Diana: Case Solved: The Definitive Account and Evidence That Proves What Really Happened
Dylan Howard - 2019
My husband is planning ‘an accident’ in my car, brake failure and serious head injury in order to make the path clear for him to marry.” —Letter written by Princess Diana, late 1996 It is a moment that remains frozen in history. When the Mercedes carrying Diana, Princess of Wales, spun fatally out of control in the Pont de l’Alma tunnel in Paris in August 1997, the world was shocked by what appeared to be a terrible accident. But two decades later, the circumstances surrounding what really happened that night—and, crucially, why it happened—remain mired in suspicion, controversy, and misinformation. Until now.
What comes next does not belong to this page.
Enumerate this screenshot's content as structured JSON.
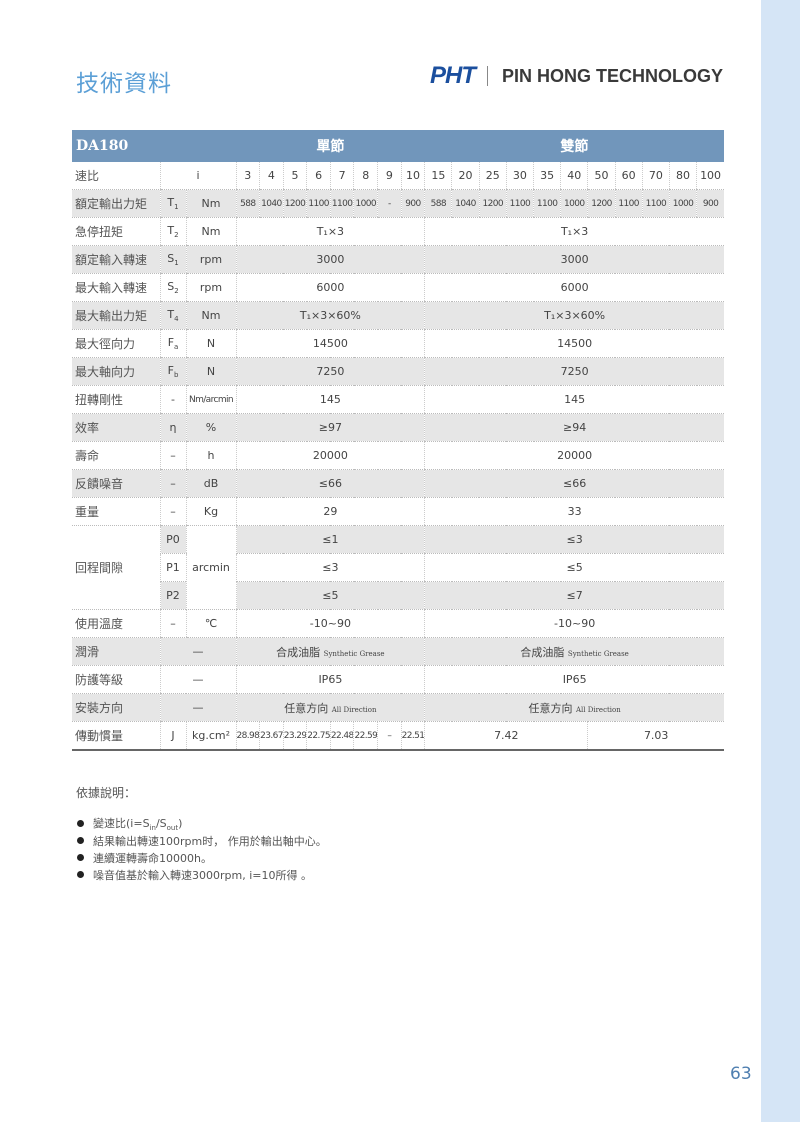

Dylan Howard has re-examined all of the evidence surrounding Diana’s death—official documents, eyewitness testimony and Diana’s own private journals—as well as amassing dozens of new interviews with investigators, witnesses, and those closest to the princess to ask one very simple question: Was the death of Princess Diana a tragedy…or treason? Diana: Case Solved has uncovered in unprecedented detail just how much of a threat Diana became to the establishment. In these pages you will learn of the covert diaries and recordings she made, logging the Windsors’ most intimate secrets and hidden scandals as a desperate kind of insurance policy. You will learn how the royals were not the only powerful enemies she made, as her ground-breaking campaigns against AIDS and landmines drew admiration from the public, but also enmity from powerful establishment figures including international arms dealers, the British and American governments, and the MI6 and the CIA. And, in a dramatic return to the Parisian streets where she met her fate, the two questions that have plagued investigators for over twenty years will finally be answered: Why was Diana being driven in a car previously written off as a death trap? And who was really behind the wheel of the mysterious white Fiat at the scene of the crash?